Rapariga 28 anos, de vestido preto, colar de pérolas falso e bolsa de napa preta, fala das suas experiências:
•Cresci a dosear as emoções e a tentar aprender com os erros. No entanto, quando posso decidir não dosear e perder o equilíbrio eu sigo, vou a onde me levarem. Não me lembro ao certo de como foi a vez anterior, mas aos catorze, perdi todas as resistências e pensei, de novo, que uma amizade não tem limites. Correu mal, naturalmente e poupo os detalhes. Aos quinze encontrei uma oportunidade para voltar a experimentar uma forte amizade, desta vez com mais precaução. Resultou porque criei um reservatório de energias à parte que iam para outras direcções. Pensei, as amizades estão resolvidas, não volto a pensar no assunto, estas já não me assustam.
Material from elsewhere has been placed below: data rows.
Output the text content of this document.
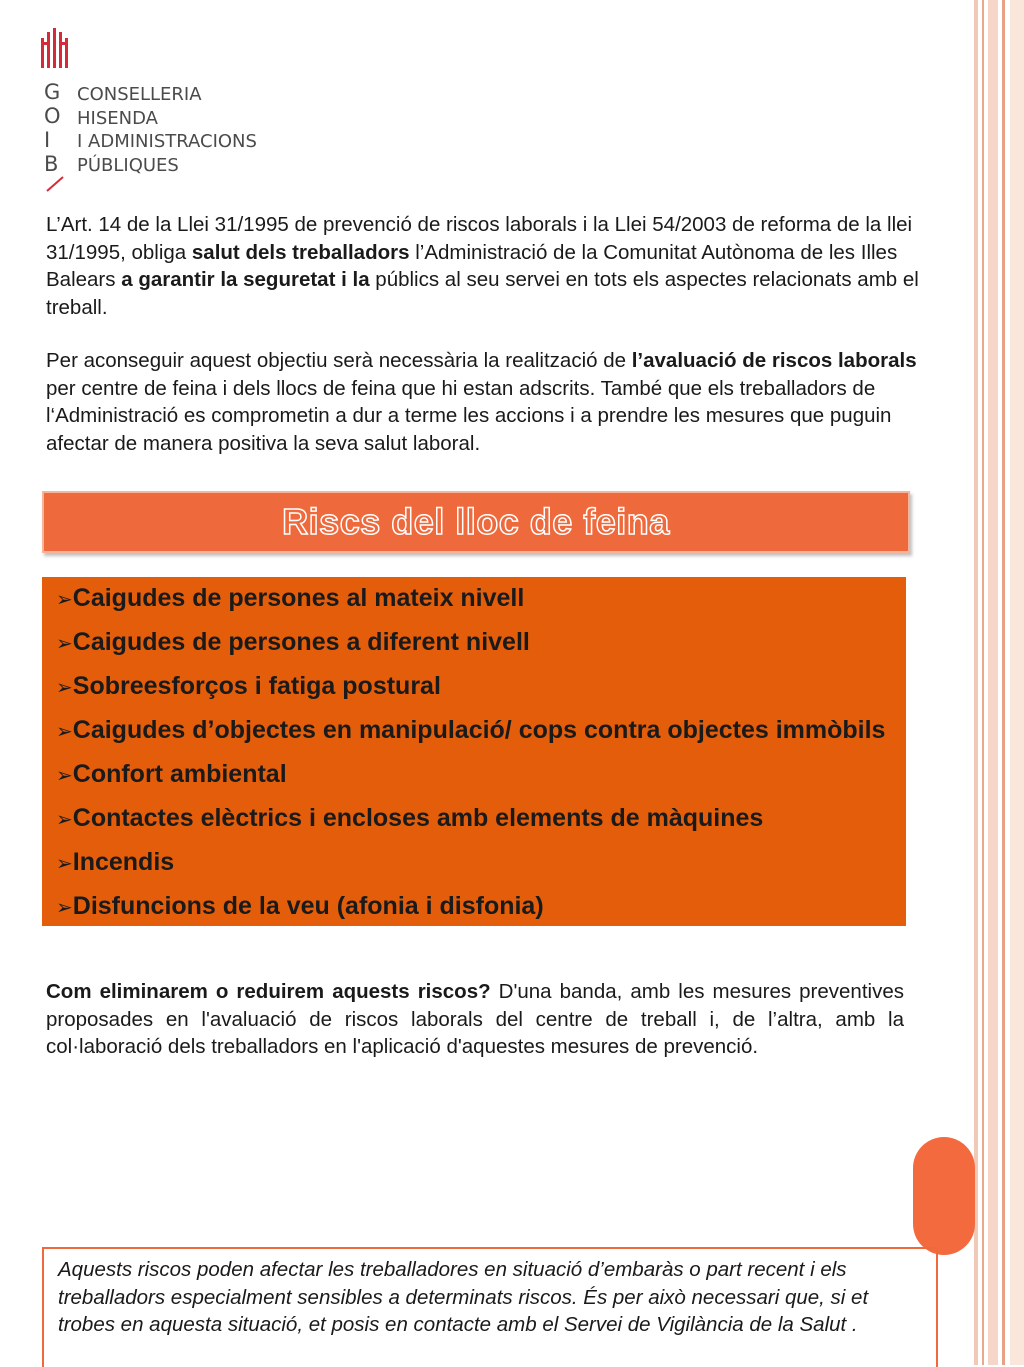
G
O
I
B
CONSELLERIA
HISENDA
I ADMINISTRACIONS
PÚBLIQUES

L’Art. 14 de la Llei 31/1995 de prevenció de riscos laborals i la Llei 54/2003 de reforma de la llei 31/1995, obliga salut dels treballadors l’Administració de la Comunitat Autònoma de les Illes Balears a garantir la seguretat i la públics al seu servei en tots els aspectes relacionats amb el treball.

Per aconseguir aquest objectiu serà necessària la realització de l’avaluació de riscos laborals per centre de feina i dels llocs de feina que hi estan adscrits. També que els treballadors de l‘Administració es comprometin a dur a terme les accions i a prendre les mesures que puguin afectar de manera positiva la seva salut laboral.

Riscs del lloc de feina
➢Caigudes de persones al mateix nivell
➢Caigudes de persones a diferent nivell
➢Sobreesforços i fatiga postural
➢Caigudes d’objectes en manipulació/ cops contra objectes immòbils
➢Confort ambiental
➢Contactes elèctrics i encloses amb elements de màquines
➢Incendis
➢Disfuncions de la veu (afonia i disfonia)

Com eliminarem o reduirem aquests riscos? D'una banda, amb les mesures preventives proposades en l'avaluació de riscos laborals del centre de treball i, de l’altra, amb la col·laboració dels treballadors en l'aplicació d'aquestes mesures de prevenció.

Aquests riscos poden afectar les treballadores en situació d’embaràs o part recent i els treballadors especialment sensibles a determinats riscos. És per això necessari que, si et trobes en aquesta situació, et posis en contacte amb el Servei de Vigilància de la Salut .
•Crescemos juntas e isso não basta para sermos amigas. Um dia disseste-me que não era possível mudares mas ainda era muito cedo para dizeres isso, podias tê-lo feito. Mas eu não mudo ninguém, porque não posso retirar o que há de próprio e de irrepetível em cada um. Pensei, então, que um dia ia gostar de ti como és e que nos íamos aceitar mutuamente – mas isso nunca aconteceu. Passaram-se alguns anos e desconfiamos agora uma da outra e se dialogamos é como se fossemos duas estranhas. Em certos momentos arrependo-me de ser eu mesma ao teu lado, sinto uma fraqueza, de ser sincera, porque é uma perda de tempo.
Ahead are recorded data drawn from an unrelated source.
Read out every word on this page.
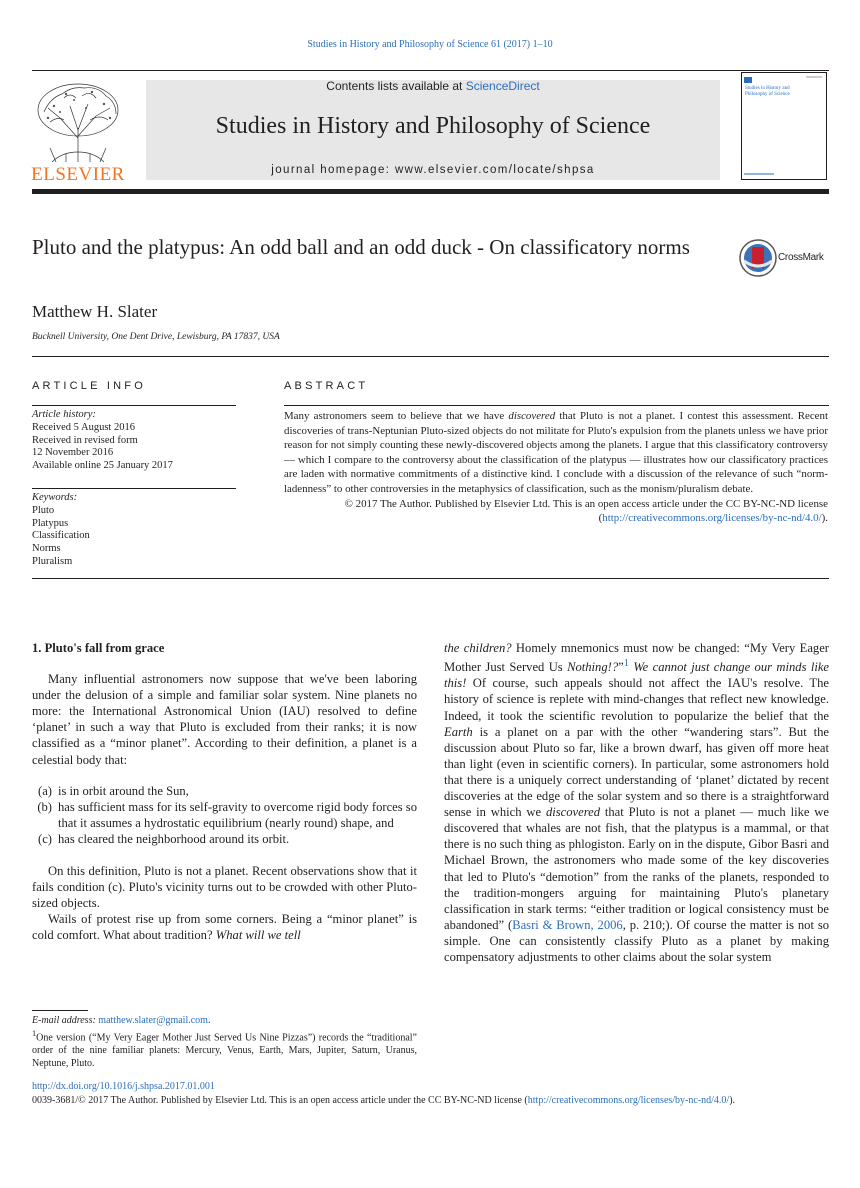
Studies in History and Philosophy of Science 61 (2017) 1–10
ELSEVIER
Contents lists available at ScienceDirect
Studies in History and Philosophy of Science
journal homepage: www.elsevier.com/locate/shpsa
Studies in History and Philosophy of Science
Pluto and the platypus: An odd ball and an odd duck - On classificatory norms	CrossMark
Matthew H. Slater
Bucknell University, One Dent Drive, Lewisburg, PA 17837, USA
ARTICLE INFO
Article history:
Received 5 August 2016
Received in revised form
12 November 2016
Available online 25 January 2017
Keywords:
Pluto
Platypus
Classification
Norms
Pluralism
ABSTRACT
Many astronomers seem to believe that we have discovered that Pluto is not a planet. I contest this assessment. Recent discoveries of trans-Neptunian Pluto-sized objects do not militate for Pluto's expulsion from the planets unless we have prior reason for not simply counting these newly-discovered objects among the planets. I argue that this classificatory controversy — which I compare to the controversy about the classification of the platypus — illustrates how our classificatory practices are laden with normative commitments of a distinctive kind. I conclude with a discussion of the relevance of such “norm-ladenness” to other controversies in the metaphysics of classification, such as the monism/pluralism debate.
© 2017 The Author. Published by Elsevier Ltd. This is an open access article under the CC BY-NC-ND license (http://creativecommons.org/licenses/by-nc-nd/4.0/).
1. Pluto's fall from grace

Many influential astronomers now suppose that we've been laboring under the delusion of a simple and familiar solar system. Nine planets no more: the International Astronomical Union (IAU) resolved to define ‘planet’ in such a way that Pluto is excluded from their ranks; it is now classified as a “minor planet”. According to their definition, a planet is a celestial body that:

(a) is in orbit around the Sun,
(b) has sufficient mass for its self-gravity to overcome rigid body forces so that it assumes a hydrostatic equilibrium (nearly round) shape, and
(c) has cleared the neighborhood around its orbit.

On this definition, Pluto is not a planet. Recent observations show that it fails condition (c). Pluto's vicinity turns out to be crowded with other Pluto-sized objects.

Wails of protest rise up from some corners. Being a “minor planet” is cold comfort. What about tradition? What will we tell

E-mail address: matthew.slater@gmail.com.
$^1$One version (“My Very Eager Mother Just Served Us Nine Pizzas”) records the “traditional” order of the nine familiar planets: Mercury, Venus, Earth, Mars, Jupiter, Saturn, Uranus, Neptune, Pluto.

the children? Homely mnemonics must now be changed: “My Very Eager Mother Just Served Us Nothing!?”$^1$ We cannot just change our minds like this! Of course, such appeals should not affect the IAU's resolve. The history of science is replete with mind-changes that reflect new knowledge. Indeed, it took the scientific revolution to popularize the belief that the Earth is a planet on a par with the other “wandering stars”. But the discussion about Pluto so far, like a brown dwarf, has given off more heat than light (even in scientific corners). In particular, some astronomers hold that there is a uniquely correct understanding of ‘planet’ dictated by recent discoveries at the edge of the solar system and so there is a straightforward sense in which we discovered that Pluto is not a planet — much like we discovered that whales are not fish, that the platypus is a mammal, or that there is no such thing as phlogiston. Early on in the dispute, Gibor Basri and Michael Brown, the astronomers who made some of the key discoveries that led to Pluto's “demotion” from the ranks of the planets, responded to the tradition-mongers arguing for maintaining Pluto's planetary classification in stark terms: “either tradition or logical consistency must be abandoned” (Basri & Brown, 2006, p. 210;). Of course the matter is not so simple. One can consistently classify Pluto as a planet by making compensatory adjustments to other claims about the solar system

http://dx.doi.org/10.1016/j.shpsa.2017.01.001
0039-3681/© 2017 The Author. Published by Elsevier Ltd. This is an open access article under the CC BY-NC-ND license (http://creativecommons.org/licenses/by-nc-nd/4.0/).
•Crescemos juntas e eu admiro-te. A ti não te prendo com emoções excessivas, não posso porque tu és igual a mim neste aspecto. Às vezes saímos juntas e eu penso que toda a gente te admira e eu fico encantada.

Outra rapariga, de botas vermelhas, fala das suas experiências:
•Penso que vejo a realidade sempre distorcida, porque tento vê-la como tu a vês. És um dos fantasmas do passado que não vai embora. E há anos que funciono com um reizinho a mandar fantasmagórico. Ontem, numa viagem de carro contaram-me dos bebedores modernos de sangue – quase vomitei na bomba de gasolina. Os fantasmas bebem sangue pensei eu?
•Dizes que gostas de mim até aos poros. Isso é bonito. Não nos vemos muitas vezes e por isso não exercitamos a amizade. De qualquer maneira, penso que não gosto de amizades fáceis, por isso esta vai sendo adormecida.
•Estávamos as duas num concerto. Tu chamavas a atenção de toda a gente e por isso meti conversa. Disse-te que parecias ser muito criativa e eras. Um horror de tanta criatividade. Não há uma palavra que não rime com outra. Acontece o mesmo com as cores e com tudo que se possa ligar entre si. Cansas-me muito e por isso estamos juntas até duas horas menos de uma vez por mês. Parecemos duas desconhecidas em momentos sociais, mas quando pudemos estar sós não perdemos tempo e somos totalmente honestas e generosas em tudo o que partilhamos. Falamos de amor como se não existisse outro assunto. Falamos de amizade como se fosse o modelo de todas as relações. Eu nunca penso em ti.